Striving for a faster diagnosis for patients with rare and difficult to diagnose disease
The CAPTURED trial will evaluate a series of quality improvement programmes each designed to reduce the time to diagnosis for patients with rare and difficult to diagnose conditions. The following steps outline the trial design.
1. Algorithm of disease algorithm and randomisation of practices

The disease algorithm will be run on OPCRD, an anonymised dataset to identify practices that have patients at high probability of specific rare or difficult to diagnose disease. The algorithms use digital biomarkers in patients electronic medical record data such as symptoms, diagnoses and healthcare utilisation to identify patients who would benefit from specific diagnostic testing. Individual projects will have specific cut offs to determine high probability of disease but typically it is a likelihood of 60% or more.
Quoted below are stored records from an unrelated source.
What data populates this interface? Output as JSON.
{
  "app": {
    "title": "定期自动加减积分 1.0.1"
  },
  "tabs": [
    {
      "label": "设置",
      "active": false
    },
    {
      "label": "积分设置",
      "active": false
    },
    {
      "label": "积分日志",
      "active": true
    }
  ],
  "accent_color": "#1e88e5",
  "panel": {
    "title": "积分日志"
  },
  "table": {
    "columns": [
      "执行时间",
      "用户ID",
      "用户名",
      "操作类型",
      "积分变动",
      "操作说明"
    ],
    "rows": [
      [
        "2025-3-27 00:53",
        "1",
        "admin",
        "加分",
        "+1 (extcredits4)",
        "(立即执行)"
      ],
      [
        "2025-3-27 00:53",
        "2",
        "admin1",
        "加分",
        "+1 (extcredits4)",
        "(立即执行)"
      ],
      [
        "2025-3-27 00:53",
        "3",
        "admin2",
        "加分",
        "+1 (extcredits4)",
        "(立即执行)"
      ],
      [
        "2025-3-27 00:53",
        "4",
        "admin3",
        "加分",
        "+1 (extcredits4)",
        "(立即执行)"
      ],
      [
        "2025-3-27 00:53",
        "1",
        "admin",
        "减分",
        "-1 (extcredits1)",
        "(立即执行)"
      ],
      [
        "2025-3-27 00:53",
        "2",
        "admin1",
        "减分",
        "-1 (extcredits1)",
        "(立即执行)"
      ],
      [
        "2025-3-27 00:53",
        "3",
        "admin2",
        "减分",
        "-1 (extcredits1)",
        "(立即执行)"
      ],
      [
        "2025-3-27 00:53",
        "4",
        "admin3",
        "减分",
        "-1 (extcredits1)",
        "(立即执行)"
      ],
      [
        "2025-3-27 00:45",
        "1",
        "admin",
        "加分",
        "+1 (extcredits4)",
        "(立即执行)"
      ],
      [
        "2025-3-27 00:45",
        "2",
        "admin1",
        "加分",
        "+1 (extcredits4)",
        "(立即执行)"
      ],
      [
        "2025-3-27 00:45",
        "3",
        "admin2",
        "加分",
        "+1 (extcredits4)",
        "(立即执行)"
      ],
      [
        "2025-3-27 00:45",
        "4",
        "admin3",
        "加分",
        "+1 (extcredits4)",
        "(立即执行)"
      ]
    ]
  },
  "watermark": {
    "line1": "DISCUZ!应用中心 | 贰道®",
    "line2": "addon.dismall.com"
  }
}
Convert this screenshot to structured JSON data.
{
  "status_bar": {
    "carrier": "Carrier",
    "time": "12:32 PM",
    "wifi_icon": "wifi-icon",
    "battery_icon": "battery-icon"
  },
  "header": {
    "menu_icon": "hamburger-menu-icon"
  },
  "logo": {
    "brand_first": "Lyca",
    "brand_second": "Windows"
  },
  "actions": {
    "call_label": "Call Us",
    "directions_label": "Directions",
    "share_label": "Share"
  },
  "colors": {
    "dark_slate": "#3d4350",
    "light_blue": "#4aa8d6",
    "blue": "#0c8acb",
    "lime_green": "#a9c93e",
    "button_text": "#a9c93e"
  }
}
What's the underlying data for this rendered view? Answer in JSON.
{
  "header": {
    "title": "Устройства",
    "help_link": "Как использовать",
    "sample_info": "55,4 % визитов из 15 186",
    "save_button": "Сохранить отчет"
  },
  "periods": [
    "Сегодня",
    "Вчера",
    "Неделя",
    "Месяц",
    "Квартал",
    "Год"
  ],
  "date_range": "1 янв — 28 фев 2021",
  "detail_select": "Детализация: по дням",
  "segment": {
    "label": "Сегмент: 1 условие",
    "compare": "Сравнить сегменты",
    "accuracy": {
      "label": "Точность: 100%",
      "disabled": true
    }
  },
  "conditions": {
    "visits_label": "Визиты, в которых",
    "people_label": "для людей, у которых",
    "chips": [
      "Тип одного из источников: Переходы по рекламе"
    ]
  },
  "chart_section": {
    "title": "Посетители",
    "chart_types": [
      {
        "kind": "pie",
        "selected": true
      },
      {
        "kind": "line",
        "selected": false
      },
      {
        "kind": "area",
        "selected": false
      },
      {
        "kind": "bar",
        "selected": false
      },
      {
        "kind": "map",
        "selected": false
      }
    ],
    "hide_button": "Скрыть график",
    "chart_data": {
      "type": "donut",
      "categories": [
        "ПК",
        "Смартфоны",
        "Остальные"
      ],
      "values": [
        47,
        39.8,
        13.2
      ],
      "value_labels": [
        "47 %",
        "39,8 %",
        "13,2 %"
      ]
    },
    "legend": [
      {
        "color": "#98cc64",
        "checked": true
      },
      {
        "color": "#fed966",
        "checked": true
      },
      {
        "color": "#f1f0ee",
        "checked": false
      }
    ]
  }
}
The practices will then be randomised into clusters for a stepped-wedge implementation of the intervention:

The stepped wedge model enables comparison between the intervention and standard care. By the end, all practices will benefit from the intervention. Anonymised patient data will be collected for each intervention time point, as per the stepped wedge design. For example, in Phase 4 above, outcomes for control practices E, F & G are collected. As you move across time all practices move from control to intervention at different points in time, so, all practices contribute some data to both control and intervention periods. All data evaluation and analysis for CAPTURED will occur at the end of the 5-year study period.
2. The Quality Improvement Intervention
The quality improvement support will be delivered by a trained quality improvement team working on behalf of the GP practice and will comprise of fa full review of the electronic health record for patients identified as high-probability for disease, offer of specific diagnostic testing for eligible patients and support for practices and patients for any necessary next steps.